My source control is a local Subversion server hosted on my NAS device. I use TortoiseSVN Windows 'shell' integration in my desktop environment. I did briefly use the VisualSVN integration in Visual Studio, but my PC is frankly not powerful enough to deal with all the extensions as it is and since it didn't seem to offer much more, I removed it and just used Tortoise directly.

Architecture

Hand-drawn architecture diagram

The panel presents itself as a USB device; this seems a blatantly obvious choice and allows us to leverage the existing hardware and software infrastructure. USB interrupt. This requires supporting firmware on the panel. The panel also contains the display; I wanted amber-colored seven-segment LEDs for realism.

Circuit Design

All the electronics had to be through-the-hole and DIP: I wasn't willing to embrace the additional challenges of conquering LQFP soldering at this time.

Display

We need two 6-digit displays with support for a decimal point. There's no shortage of them; I selected the LTD-4708JF 10mm yellow/orange duplex 7-segment from Lite-On. Initially I used four triple-digit components until I ran into trouble when I realized that the 6954 can only drive dual shared-anode displays. I hacked around it for a while until I replaced them with six 2-digit display components.

Display Driver

The immediate question that arises is how to drive the LEDs. I think with a different choice of microcontroller it might be possible to drive this with GPIOs; but I liked having a custom display driver. I found the MAX6954 from Maxim Integrated perfectly served the purpose. It interfaces with the microcontroller over SPI. In addition to driving all twelve 7-segment digits, it also supports interfacing with and debouncing switches with processor interrupt capability. The massive simplification of driving the displays and switches increases component count and cost and with the 40-pin DIP package, ultimately, PCB surface.

Switches

Rotary encoder needed for frequency selection. A real avionics radio panel selects the unit MHz frequency with one ring (typically, the outer) of a knob and the decimal portion (in 1/40 or 1/120 MHz steps) with another (inner) ring. I wasn't able to readily locate such a switch; so instead I selected the PEC11R encoder from Bourns which has a push switch built in to the knob. Unit MHz are selected by default, fractional MHz are selected when rotating the encoder while pressing it. It's not ideal but good enough.

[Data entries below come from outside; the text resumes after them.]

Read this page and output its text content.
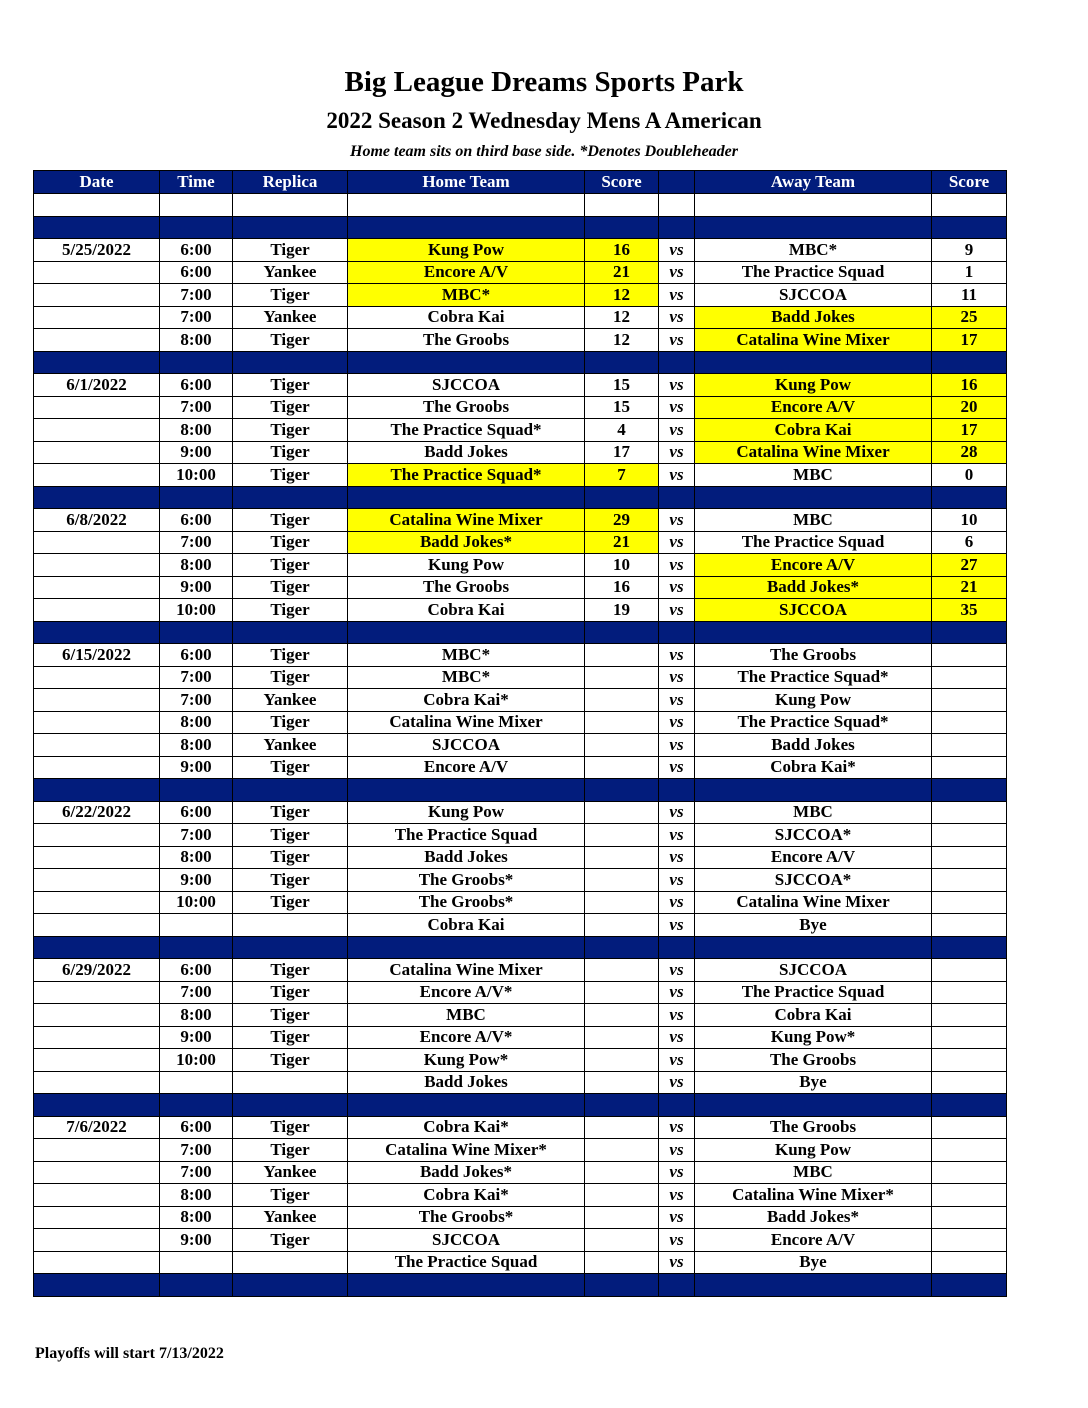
Big League Dreams Sports Park
2022 Season 2 Wednesday Mens A American
Home team sits on third base side. *Denotes Doubleheader
Date	Time	Replica	Home Team	Score		Away Team	Score

5/25/2022	6:00	Tiger	Kung Pow	16	vs	MBC*	9
	6:00	Yankee	Encore A/V	21	vs	The Practice Squad	1
	7:00	Tiger	MBC*	12	vs	SJCCOA	11
	7:00	Yankee	Cobra Kai	12	vs	Badd Jokes	25
	8:00	Tiger	The Groobs	12	vs	Catalina Wine Mixer	17

6/1/2022	6:00	Tiger	SJCCOA	15	vs	Kung Pow	16
	7:00	Tiger	The Groobs	15	vs	Encore A/V	20
	8:00	Tiger	The Practice Squad*	4	vs	Cobra Kai	17
	9:00	Tiger	Badd Jokes	17	vs	Catalina Wine Mixer	28
	10:00	Tiger	The Practice Squad*	7	vs	MBC	0

6/8/2022	6:00	Tiger	Catalina Wine Mixer	29	vs	MBC	10
	7:00	Tiger	Badd Jokes*	21	vs	The Practice Squad	6
	8:00	Tiger	Kung Pow	10	vs	Encore A/V	27
	9:00	Tiger	The Groobs	16	vs	Badd Jokes*	21
	10:00	Tiger	Cobra Kai	19	vs	SJCCOA	35

6/15/2022	6:00	Tiger	MBC*		vs	The Groobs	
	7:00	Tiger	MBC*		vs	The Practice Squad*	
	7:00	Yankee	Cobra Kai*		vs	Kung Pow	
	8:00	Tiger	Catalina Wine Mixer		vs	The Practice Squad*	
	8:00	Yankee	SJCCOA		vs	Badd Jokes	
	9:00	Tiger	Encore A/V		vs	Cobra Kai*	

6/22/2022	6:00	Tiger	Kung Pow		vs	MBC	
	7:00	Tiger	The Practice Squad		vs	SJCCOA*	
	8:00	Tiger	Badd Jokes		vs	Encore A/V	
	9:00	Tiger	The Groobs*		vs	SJCCOA*	
	10:00	Tiger	The Groobs*		vs	Catalina Wine Mixer	
			Cobra Kai		vs	Bye	

6/29/2022	6:00	Tiger	Catalina Wine Mixer		vs	SJCCOA	
	7:00	Tiger	Encore A/V*		vs	The Practice Squad	
	8:00	Tiger	MBC		vs	Cobra Kai	
	9:00	Tiger	Encore A/V*		vs	Kung Pow*	
	10:00	Tiger	Kung Pow*		vs	The Groobs	
			Badd Jokes		vs	Bye	

7/6/2022	6:00	Tiger	Cobra Kai*		vs	The Groobs	
	7:00	Tiger	Catalina Wine Mixer*		vs	Kung Pow	
	7:00	Yankee	Badd Jokes*		vs	MBC	
	8:00	Tiger	Cobra Kai*		vs	Catalina Wine Mixer*	
	8:00	Yankee	The Groobs*		vs	Badd Jokes*	
	9:00	Tiger	SJCCOA		vs	Encore A/V	
			The Practice Squad		vs	Bye	

Playoffs will start 7/13/2022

The rotary encoder is connected directly to the microcontroller GPIO; fortunately the Nordic has the necessary 'quadrature decoder' support built into hardware, again greatly simplifying dealing with this component. The push-button portion of the switch and its debouncing is handled by the Maxim display driver.

A simple push-button switch is used for swapping active and stand-by frequencies. This again is handled by the display driver.

Schematic

Firmware Design

The Nordic SDK has a layered organization; I avoided all the 'driver' layers (other than using them as code examples) and went straight to the hardware abstraction layer (HAL). I don't quite see the point of doing run-time error checking. A more elaborate project probably deserves some kind of RTOS; I don't think this project rises to that level yet. The firmware is essentially an event loop, driven by ARM Cortex events. The peripherals of the Nordic microcontroller (and I'm guessing every other ARM-based microcontroller) are closely integrated with the ARM Cortex interrupt and event system. This design allows the device to sleep until an event occurs. The USB descriptor data structures are very elaborate. I found that C++ allowed me to explicitly express the structures with no overhead.

Implementation

I like Subversion and feel that Git doesn't really improve on it; certainly not in a single-user environment. However, in the context of open-source development Github seems to have taken over; so I have created a repository there and will try manually synchronizing between the two.

Demonstration


Observations

X-Plane appears to have multiple overlapping and redundant 'data references' for the radio; unfortunately the ones that I found to work have 10 Hz resolution so don't give me control over the last decimal.

C++

I am now completely convinced that C++ is an excellent (perhaps the best) choice for firmware coding. Using C++ for its abstractive and reuse capabilities is a success. I was able to use the Curiously Recurring Template Pattern (CRTP) as a compile-time inheritance mechanism.

USB

USB is a vast and complex set of protocols; the USB 3 extensions seem to have turned it into a mess.

Next Steps

Using an evaluation board obviously makes no sense in a finished product; but confronting this may require me to develop some phenomenal soldering skills. Also, the Nordic processor with its radio and Bluetooth support is not the right choice for this particular application; though I am looking forward through to trying out these features in another project. At some point it would also be nice to see this work on the Mac version of X-Plane. The radio panel is just one example; you could imagine building the rest of the cockpit avionics as well: switches, attitude indicator, etc. I might consider using a proprietary (non-ARM architecture); there are no DIP ARM chips anymore. Enclosure; requires mechanical engineering.